“Come and see Titinu Nivola’s works, today, tomorrow and the day after, in the streets of Gusei, sa Itria and su Rosariu”
What does “back to origins” mean to you? Is it just travelling through an old road again? Or is it recollecting some precious moments, staying with you until you come back home? Nobody forgets his/her home, the beginning of his/her life. Streets, plays and friends are always there, in your memories. And you feel like being the missing link of a mechanism that looked perfect.
This story is based in Orani, a small town of Barbagia, not too far from Nuoro. In 1958 things were quite the same as twenty years before. Some more cars, as innovation slowly improved, but it was not like US, nor New York City and its speed, and would have never been like that. In Sardinia everything was very slow, always at a calm pace.
Here, in his “Ithaca”, 46 years old Costantino Nivola decided that everyone should enjoy his art, becoming at the same time an unaware part of it.

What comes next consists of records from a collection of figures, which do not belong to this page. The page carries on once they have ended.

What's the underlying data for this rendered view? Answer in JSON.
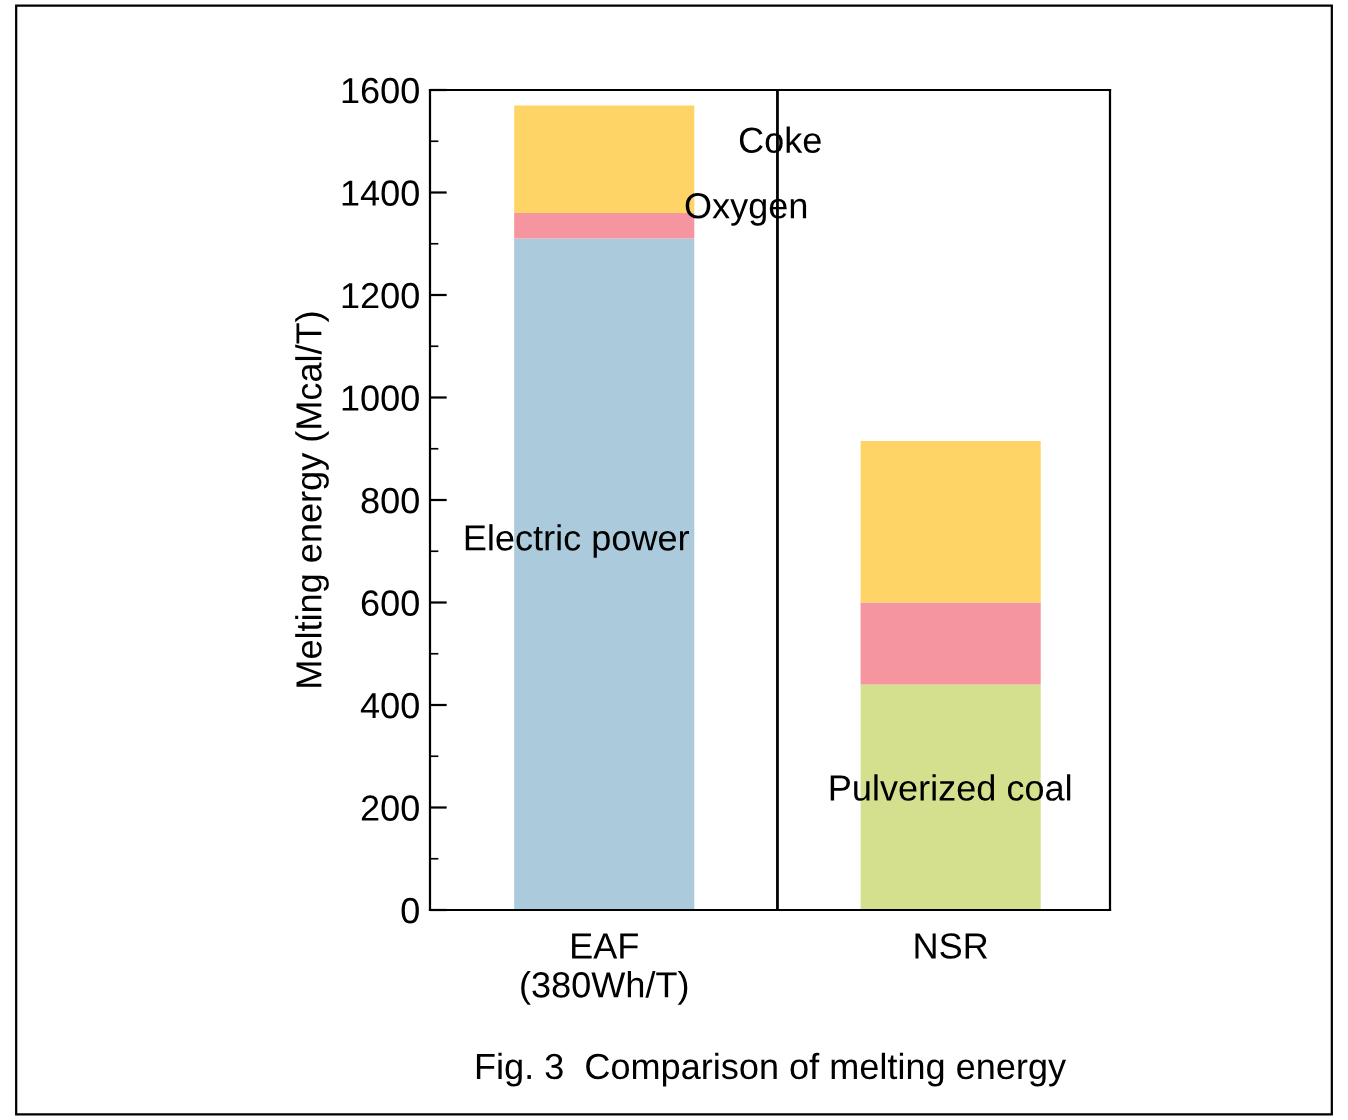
{
  "chart_data": {
    "type": "bar",
    "title": "Fig. 3  Comparison of melting energy",
    "ylabel": "Melting energy (Mcal/T)",
    "categories": [
      "EAF\n(380Wh/T)",
      "NSR"
    ],
    "stacked": true,
    "series": [
      {
        "colors": [
          "#abcbdc",
          "#d4e08e"
        ],
        "values": [
          1310,
          440
        ]
      },
      {
        "color": "#f4959f",
        "values": [
          50,
          160
        ]
      },
      {
        "color": "#ffd466",
        "values": [
          210,
          315
        ]
      }
    ],
    "ylim": [
      0,
      1600
    ],
    "yticks": [
      0,
      200,
      400,
      600,
      800,
      1000,
      1200,
      1400,
      1600
    ],
    "grid": false,
    "legend": false,
    "annotations": [
      "Coke",
      "Oxygen",
      "Electric power",
      "Pulverized coal"
    ]
  }
}
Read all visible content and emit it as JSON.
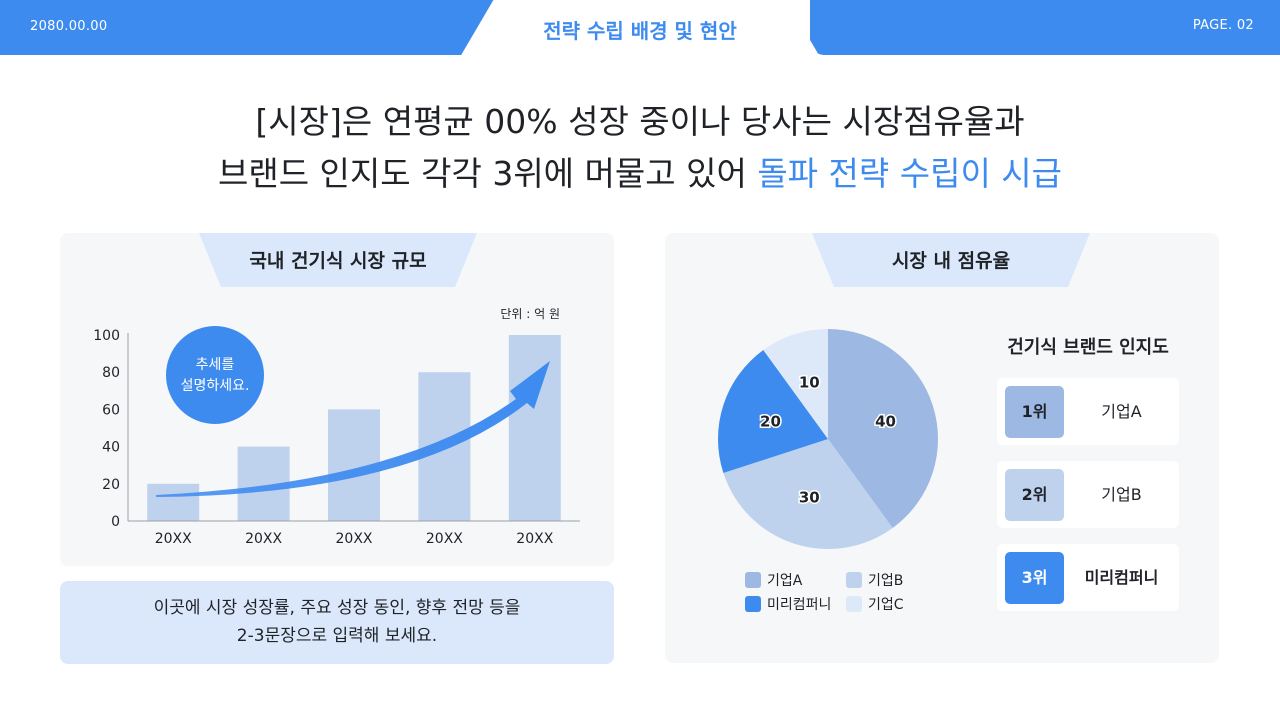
{
  "header": {
    "date": "2080.00.00",
    "title": "전략 수립 배경 및 현안",
    "page": "PAGE. 02"
  },
  "headline": {
    "line1": "[시장]은 연평균 00% 성장 중이나 당사는 시장점유율과",
    "line2_plain": "브랜드 인지도 각각 3위에 머물고 있어 ",
    "line2_accent": "돌파 전략 수립이 시급"
  },
  "left_panel": {
    "title": "국내 건기식 시장 규모",
    "unit": "단위 : 억 원",
    "callout": [
      "추세를",
      "설명하세요."
    ]
  },
  "note": {
    "line1": "이곳에 시장 성장률, 주요 성장 동인, 향후 전망 등을",
    "line2": "2-3문장으로 입력해 보세요."
  },
  "right_panel": {
    "title": "시장 내 점유율",
    "ranking_title": "건기식 브랜드 인지도",
    "ranking": [
      {
        "rank": "1위",
        "name": "기업A",
        "color": "#9db8e3"
      },
      {
        "rank": "2위",
        "name": "기업B",
        "color": "#bed2ee"
      },
      {
        "rank": "3위",
        "name": "미리컴퍼니",
        "color": "#3e8bf0"
      }
    ]
  },
  "colors": {
    "accent": "#3e8bf0",
    "bar": "#bed2ee",
    "panel": "#f6f7f9",
    "light_blue": "#dbe8fc"
  },
  "chart_data": [
    {
      "type": "bar",
      "categories": [
        "20XX",
        "20XX",
        "20XX",
        "20XX",
        "20XX"
      ],
      "values": [
        20,
        40,
        60,
        80,
        100
      ],
      "title": "국내 건기식 시장 규모",
      "ylim": [
        0,
        100
      ],
      "yticks": [
        0,
        20,
        40,
        60,
        80,
        100
      ],
      "grid": false
    },
    {
      "type": "pie",
      "labels": [
        "기업A",
        "기업B",
        "미리컴퍼니",
        "기업C"
      ],
      "values": [
        40,
        30,
        20,
        10
      ],
      "colors": [
        "#9db8e3",
        "#bed2ee",
        "#3e8bf0",
        "#dde8f9"
      ],
      "title": "시장 내 점유율",
      "legend": "bottom"
    }
  ]
}
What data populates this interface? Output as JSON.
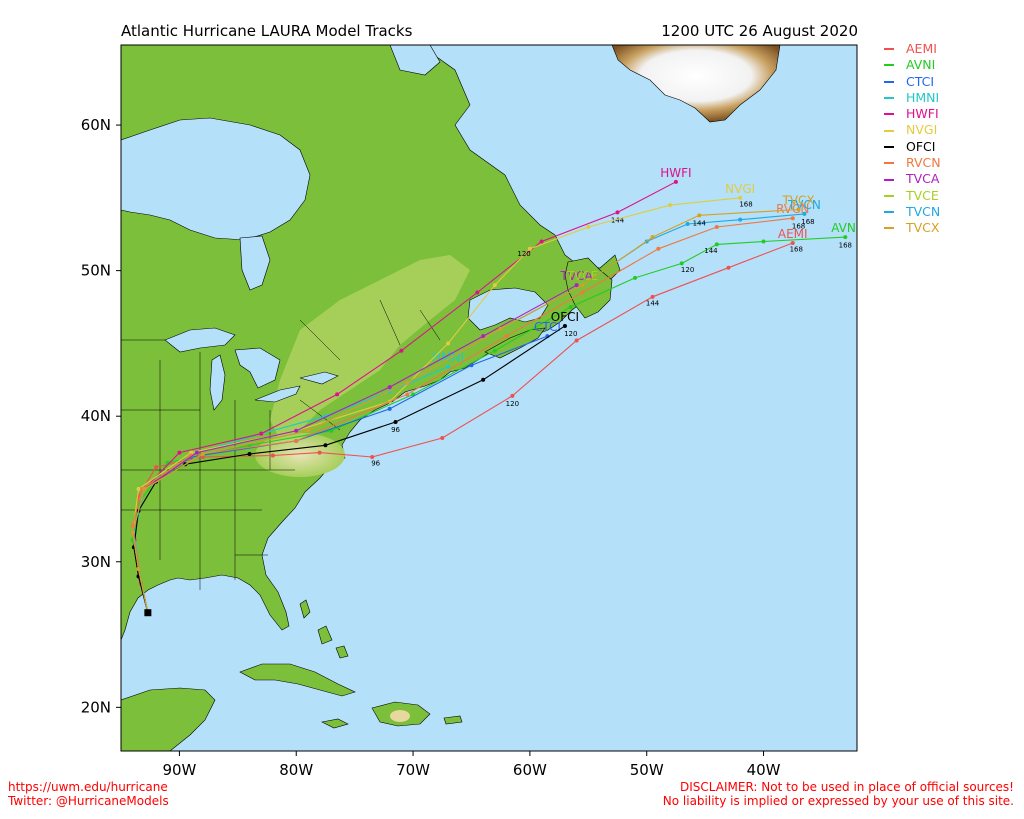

But his fellow citizens could have barely enjoed it within a museum, so he decided to create open-pit works throughout his beloved Orani.
During those years, Nivola had been living in America, where he was a well known artist. But in Orani he was just Titinu, the sixth son of a bricklayer.
For this reason, his audience was more than special, to him: no influences and a poor knowledge of arts. Only emotions mattered, those between the community and its son. Maybe, this was the reason why Nivola could create one of his most successful and original projects, which still has in Sa Itria church’s graffiti his greatest expression. He was the only one who could realize, and push through a graffiti representing the Battle of Lepanto, a fight between Christians and Muslims. At that time, it must have been awkward to see a work like that in Orani. But yet you can’t imagine that facade without Nivola’s work.
Within those narrow streets, his works came alive and felt like being home, free from galleries’ walls and critics. People were curious about his art, and we can even imagine comments like “I could have done it myself!”.
Nivola’s heritage and arrangements would have strongly bound Orani to his greatest artist, and everybody, from all over the world, still has to go there to see those works, “within the streets of Gusei, sa Itria and su Rosariu”, a life journey ending at the ancient laundry, where now you can visit the Nivola Museum.